邊關大捷的消息很快便傳到了朝廷,自然也不會瞞過望月城里的所有百姓。
“聽說了嗎?許文遠許將軍不光打了零死亡的勝仗,還把八十年前丟失的地盤也給搶回來了呢!”
“你這消息誰不知道啊?敵軍最勇猛的十個領兵打仗的將領,有八個人的腦袋都被咱們許將軍給砍下來了,現在還掛在敵軍的城墻上示威呢。”

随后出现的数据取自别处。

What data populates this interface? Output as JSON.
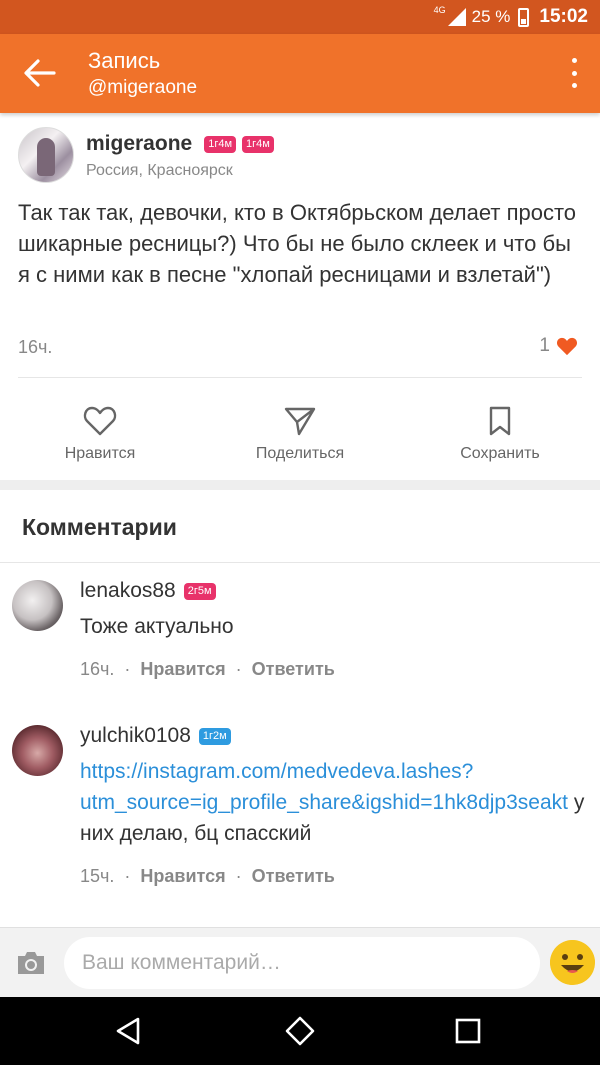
{
  "status_bar": {
    "network": "4G",
    "battery": "25 %",
    "time": "15:02"
  },
  "app_bar": {
    "title": "Запись",
    "subtitle": "@migeraone"
  },
  "post": {
    "author": "migeraone",
    "badges": [
      "1г4м",
      "1г4м"
    ],
    "location": "Россия, Красноярск",
    "text": "Так так так, девочки, кто в Октябрьском делает просто шикарные ресницы?) Что бы не было склеек и что бы я с ними как в песне \"хлопай ресницами и взлетай\")",
    "time": "16ч.",
    "likes": "1"
  },
  "actions": {
    "like": "Нравится",
    "share": "Поделиться",
    "save": "Сохранить"
  },
  "comments_title": "Комментарии",
  "comments": [
    {
      "author": "lenakos88",
      "badge": "2г5м",
      "text": "Тоже актуально",
      "time": "16ч.",
      "like": "Нравится",
      "reply": "Ответить"
    },
    {
      "author": "yulchik0108",
      "badge": "1г2м",
      "link": "https://instagram.com/medvedeva.lashes?utm_source=ig_profile_share&igshid=1hk8djp3seakt",
      "text_after": " у них делаю, бц спасский",
      "time": "15ч.",
      "like": "Нравится",
      "reply": "Ответить"
    }
  ],
  "comment_input": {
    "placeholder": "Ваш комментарий…"
  },
  "colors": {
    "accent": "#f0722a",
    "status_bar": "#d2561f",
    "badge_pink": "#e8326a",
    "badge_blue": "#2e9be0",
    "link": "#2b8fd9",
    "heart": "#f05a22"
  }
}
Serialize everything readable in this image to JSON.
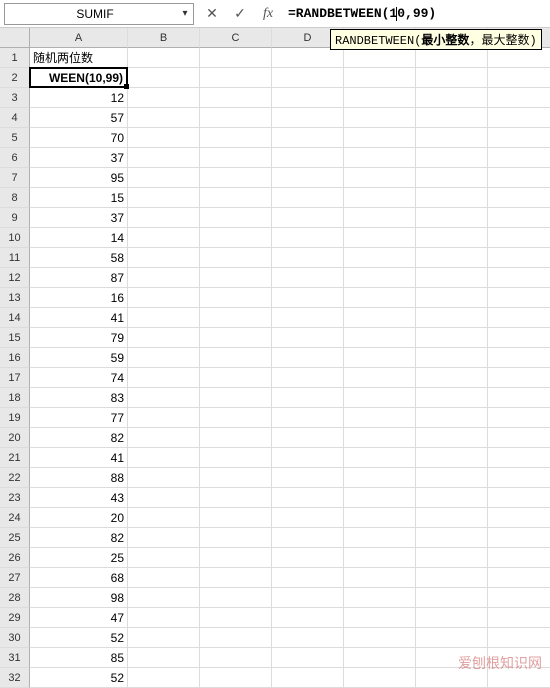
{
  "formulaBar": {
    "nameBox": "SUMIF",
    "formula_pre": "=RANDBETWEEN(1",
    "formula_mid": "0",
    "formula_post": ",99)"
  },
  "tooltip": {
    "fn": "RANDBETWEEN",
    "open": "(",
    "arg1": "最小整数",
    "sep": "，",
    "arg2": "最大整数",
    "close": ")"
  },
  "columns": [
    "A",
    "B",
    "C",
    "D",
    "E",
    "F",
    "G"
  ],
  "rowCount": 32,
  "header_A1": "随机两位数",
  "activeCell": {
    "display": "WEEN(10,99)"
  },
  "columnA": {
    "3": "12",
    "4": "57",
    "5": "70",
    "6": "37",
    "7": "95",
    "8": "15",
    "9": "37",
    "10": "14",
    "11": "58",
    "12": "87",
    "13": "16",
    "14": "41",
    "15": "79",
    "16": "59",
    "17": "74",
    "18": "83",
    "19": "77",
    "20": "82",
    "21": "41",
    "22": "88",
    "23": "43",
    "24": "20",
    "25": "82",
    "26": "25",
    "27": "68",
    "28": "98",
    "29": "47",
    "30": "52",
    "31": "85",
    "32": "52"
  },
  "watermark": "爱刨根知识网"
}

“你們這算什么消息啊,我給你們說一個勁爆的。咱們大乾朝第一神童,六歲秀才李牧承你們都知道吧?”
“廢話,能不知道嗎?”
“就是!別說大乾了,我們家上下幾代人,親戚遍布幾個國家,捆一起都沒聽說過有六歲的秀才。”
“說許將軍呢,你沒事兒扯咱們小秀才做什么?”
“嘿嘿……咱們小秀才和許將軍可是嫡親的師兄弟關系,兩人師從同一人。”
這句話猶如一滴水掉入熱油鍋里,瞬間把身邊所有人的情緒都給炸起來了。
“此當真?不是說小秀才從啟蒙到考上秀才一共不到半年的時間嗎?他師父是誰?”
“南城書院院長馮墨揚唄,據說朝廷來人給他封官他拒絕了,白馬書院的上一任院長出山,請他去白馬書院任副院長之職也被他拒絕了。”
“天吶!這么厲害?”
“我要是馮院長,我也拒絕白馬書院。一個副院長的位置,能比得上正院長的位置穩當嗎?”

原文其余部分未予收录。